Im Mittelpunkt des Fünf-Faktoren-Modells steht die Annahme, dass Persönlichkeit durch fünf zentrale Eigenschaften zu erfassen sei. Es handelt sich um ein deskriptives Persönlichkeitssystem zur Darstellung verschiedener Persönlichkeitseigenschaften. Ausgehend vom lexikalischen Ansatz, also der Analyse von Eigenschaftswörtern aus dem Lexikon zur Beschreibung der Persönlichkeit, begann die Entwicklung des Fünf-Faktoren-Modells bereits in den 1930er Jahren durch Gordon Allport und Louis Leon Thurstone. Durch anschließende Faktorenanalyse ließen sich fünf sehr stabile, voneinander unabhängige und weitgehend kulturunabhängige Faktoren identifizieren, die interindividuelle Persönlichkeitsunterschiede ableiten. Das Fünf-Faktoren-Modell der Persönlichkeit unterscheidet folgende fünf Dimensionen der Persönlichkeit, die von Goldberg im Jahre 1981 als Big Five benannt wurden: Neurotizismus, Extraversion, Offenheit für Erfahrung, Verträglichkeit und Gewissenhaftigkeit, die untereinander nicht korrelieren (Asendorpf, 2011), wobei jeder dieser Faktoren in sechs Facetten oder Subfaktoren unterteilt werden kann (Ostendorf & Angleitner, 2004). Ausgehend von den englischen Bezeichnungen dieser Faktoren oder Dimensionen ergibt sich das Akronym OCEAN – Openness to experience, Conscientiousness, Extraversion, Agreeableness, Neuroticism. Mittlerweile existiert eine erhebliche Anzahl an Persönlichkeitsinventaren, die auf dem Fünf-Faktoren-Modell beruhen. Die Faktoren können unter anderem mit 240 Items in der deutschen Fassung des NEO-PI-R, einem deutschsprachigen Persönlichkeitsfragebogen von Ostendorf und Angleitner nach Costa und McCrea zur detaillierten Beschreibung der Persönlichkeitsdimensionen, erfasst werden (Ostendorf & Angleitner, 2004). Die Persönlichkeitsdimensionen werden mittels Selbst- und Fremdbeurteilung ermittelt. Sie sind die Hauptdimensionen dieses Fragebogens und die Hauptbestandteile des Fünf-Faktoren-Modells.

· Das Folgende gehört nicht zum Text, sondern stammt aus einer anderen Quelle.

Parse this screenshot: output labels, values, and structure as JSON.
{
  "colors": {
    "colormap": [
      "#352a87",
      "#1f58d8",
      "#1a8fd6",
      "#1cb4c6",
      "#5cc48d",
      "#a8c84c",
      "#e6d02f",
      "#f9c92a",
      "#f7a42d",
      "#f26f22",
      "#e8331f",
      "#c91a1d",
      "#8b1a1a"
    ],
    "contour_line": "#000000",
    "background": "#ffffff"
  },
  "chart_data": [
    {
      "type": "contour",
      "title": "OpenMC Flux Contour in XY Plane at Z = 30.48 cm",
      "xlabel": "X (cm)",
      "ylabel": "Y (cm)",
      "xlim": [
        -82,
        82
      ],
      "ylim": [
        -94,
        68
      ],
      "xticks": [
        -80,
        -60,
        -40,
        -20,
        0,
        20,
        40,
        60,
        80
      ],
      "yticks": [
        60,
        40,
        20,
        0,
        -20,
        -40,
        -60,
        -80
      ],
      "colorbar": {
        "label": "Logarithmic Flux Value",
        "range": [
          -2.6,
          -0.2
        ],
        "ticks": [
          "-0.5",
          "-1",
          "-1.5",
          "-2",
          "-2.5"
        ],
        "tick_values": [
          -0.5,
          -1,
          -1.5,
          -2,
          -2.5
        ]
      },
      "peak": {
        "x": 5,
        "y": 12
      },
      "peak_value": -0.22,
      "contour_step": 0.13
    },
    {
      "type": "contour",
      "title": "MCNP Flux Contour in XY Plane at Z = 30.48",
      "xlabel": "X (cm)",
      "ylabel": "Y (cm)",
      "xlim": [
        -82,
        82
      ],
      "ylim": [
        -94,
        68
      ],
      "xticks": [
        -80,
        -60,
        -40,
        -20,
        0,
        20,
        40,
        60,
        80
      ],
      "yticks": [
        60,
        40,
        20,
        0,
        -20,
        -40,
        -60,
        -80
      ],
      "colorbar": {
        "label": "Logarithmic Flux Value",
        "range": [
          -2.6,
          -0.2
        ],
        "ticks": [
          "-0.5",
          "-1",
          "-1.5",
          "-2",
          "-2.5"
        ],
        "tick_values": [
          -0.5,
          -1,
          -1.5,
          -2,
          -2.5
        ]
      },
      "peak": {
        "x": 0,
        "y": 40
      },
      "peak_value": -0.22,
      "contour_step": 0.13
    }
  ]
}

Neurotizismus und Extraversion hatte schon Eysenck (Eysenck, 1970) in seiner Faktorentheorie beschrieben, die auf Persönlichkeitsdimensionen beruht. Bisherige Forschungsarbeiten belegen, dass für die Dimensionen Neurotizismus und Extraversion nach Eysenck hohe Korrespondenzen zu den gleichnamigen Dimensionen des Fünf-Faktoren-Modells bestehen (Angleitner & Riemann, 2005).

Angleitner, Borkenau, Riemann und Spinath (2001) postulieren, dass Persönlichkeitseigenschaften vererbbar sind. Die Heritabilität, also der Anteil der genetisch bedingten Varianz an der Gesamtvarianz von Eigenschaften oder Merkmalen, liegt im Durchschnitt der Faktoren des Fünf-Faktoren-Modells bei etwa 0.48. Eine hohe Heritabilität bedeutet, dass die interindividuelle Varianz zwischen den Eigenschaften vor allem genetisch zu erklären ist und liegt bei Werten ab .45 vor.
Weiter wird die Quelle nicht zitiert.